If you don’t get why the dictionary adding Latinx to its pages is kind of a big freakin’ deal, let me break it down for you. Brief recap of eighth grade Spanish: the vast majority of words in Spanish are assigned a gender, with “masculine” words generally ending in -o and “feminine” words generally ending in -a. (There are a million and 12 exceptions to this, but that’s the basic gist.) Therefore, Latinx (pronounced latin-EX) is the gender-neutral form of latino or latina, aka, a descriptor for someone who identifies with having heritage from Latin America. While there is no definitive history of the word (though Merriam-Webster says it was first used in 2007), it’s generally thought that Latinx developed in the queer community and on college campuses as a more inclusive version of “Latino/a” or “Latin@,“ since the “x” ending is nonbinary. (You can do the same thing for other words in Spanish, like with “amigxs,” or friends.) Some people also suggest “Latine” as a potential solution to the issue of gendered language in Spanish, but it’s much less common.

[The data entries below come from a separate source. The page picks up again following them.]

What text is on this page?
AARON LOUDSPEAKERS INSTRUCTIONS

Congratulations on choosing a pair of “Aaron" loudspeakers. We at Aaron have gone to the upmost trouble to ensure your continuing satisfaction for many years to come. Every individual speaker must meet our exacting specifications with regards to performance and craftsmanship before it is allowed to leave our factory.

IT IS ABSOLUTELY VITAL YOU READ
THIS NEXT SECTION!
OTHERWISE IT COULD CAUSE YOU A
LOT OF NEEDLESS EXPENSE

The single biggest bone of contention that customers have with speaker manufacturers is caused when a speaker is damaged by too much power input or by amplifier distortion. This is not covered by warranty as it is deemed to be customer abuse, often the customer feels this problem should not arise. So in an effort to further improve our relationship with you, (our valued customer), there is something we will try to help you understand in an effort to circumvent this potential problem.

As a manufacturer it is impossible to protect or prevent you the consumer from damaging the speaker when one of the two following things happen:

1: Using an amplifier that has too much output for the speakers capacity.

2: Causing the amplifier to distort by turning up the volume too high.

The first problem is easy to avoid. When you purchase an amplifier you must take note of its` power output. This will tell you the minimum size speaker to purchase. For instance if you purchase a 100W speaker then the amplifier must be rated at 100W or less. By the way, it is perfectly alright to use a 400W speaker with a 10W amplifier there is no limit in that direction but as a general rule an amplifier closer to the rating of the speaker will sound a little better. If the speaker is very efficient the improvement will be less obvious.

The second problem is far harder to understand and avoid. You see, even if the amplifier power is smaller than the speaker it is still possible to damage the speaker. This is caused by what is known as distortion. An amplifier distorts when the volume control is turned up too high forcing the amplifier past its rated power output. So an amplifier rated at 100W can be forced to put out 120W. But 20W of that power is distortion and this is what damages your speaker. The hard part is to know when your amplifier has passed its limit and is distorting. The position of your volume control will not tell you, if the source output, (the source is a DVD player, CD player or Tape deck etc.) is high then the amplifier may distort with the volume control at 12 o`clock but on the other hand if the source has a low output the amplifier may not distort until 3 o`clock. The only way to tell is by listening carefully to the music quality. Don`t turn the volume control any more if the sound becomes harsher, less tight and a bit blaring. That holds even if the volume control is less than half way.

Some people, however, are against the usage of Latinx because it “doesn’t sound Spanish,” or because it has origins in an elite population, i.e., with college-educated folks. Furthermore, using an umbrella term for a hugely diverse group of people that spans from Cuba to Brazil to Chile also has negative connotations unto itself: “One of the most stubborn aspects of America’s racial imagination is the insistence on having a term to separate and identify people of Latin American descent,” Daniel Hernandez wrote for the Los Angeles Times in an op-ed against the use of the term in 2017.
Other words added to the dictionary include marg — yes, as in “margarita” — Instagramming, bougie, and adorbs.
But the reality is, many of us have a lot of pride in claiming the Latinx (or Latin@, or Latine) label. And for many queer, nonbinary, or agender Latinx folks, it’s important that this designation, like Mx. or other nonbinary terms that have evolved from binary language, have a seal of approval from no authority less than the official dictionary. While other dictionaries, like the Cambridge Dictionary or the Oxford English Dictionary, have added Latinx to offerings in recent years, Merriam-Webster’s update demonstrates that the term’s popularity shows no signs of letting up just yet.
So, yeah — this is *pretty* cool news. But the fun doesn’t stop with the inclusion of Latinx. Other words added to the dictionary include marg — yes, as in “margarita” — Instagramming, bougie, and adorbs. Oh, and did I mention hangry got a mention as well? These exciting new updates are yet another reminder that language isn’t static — it changes as we do.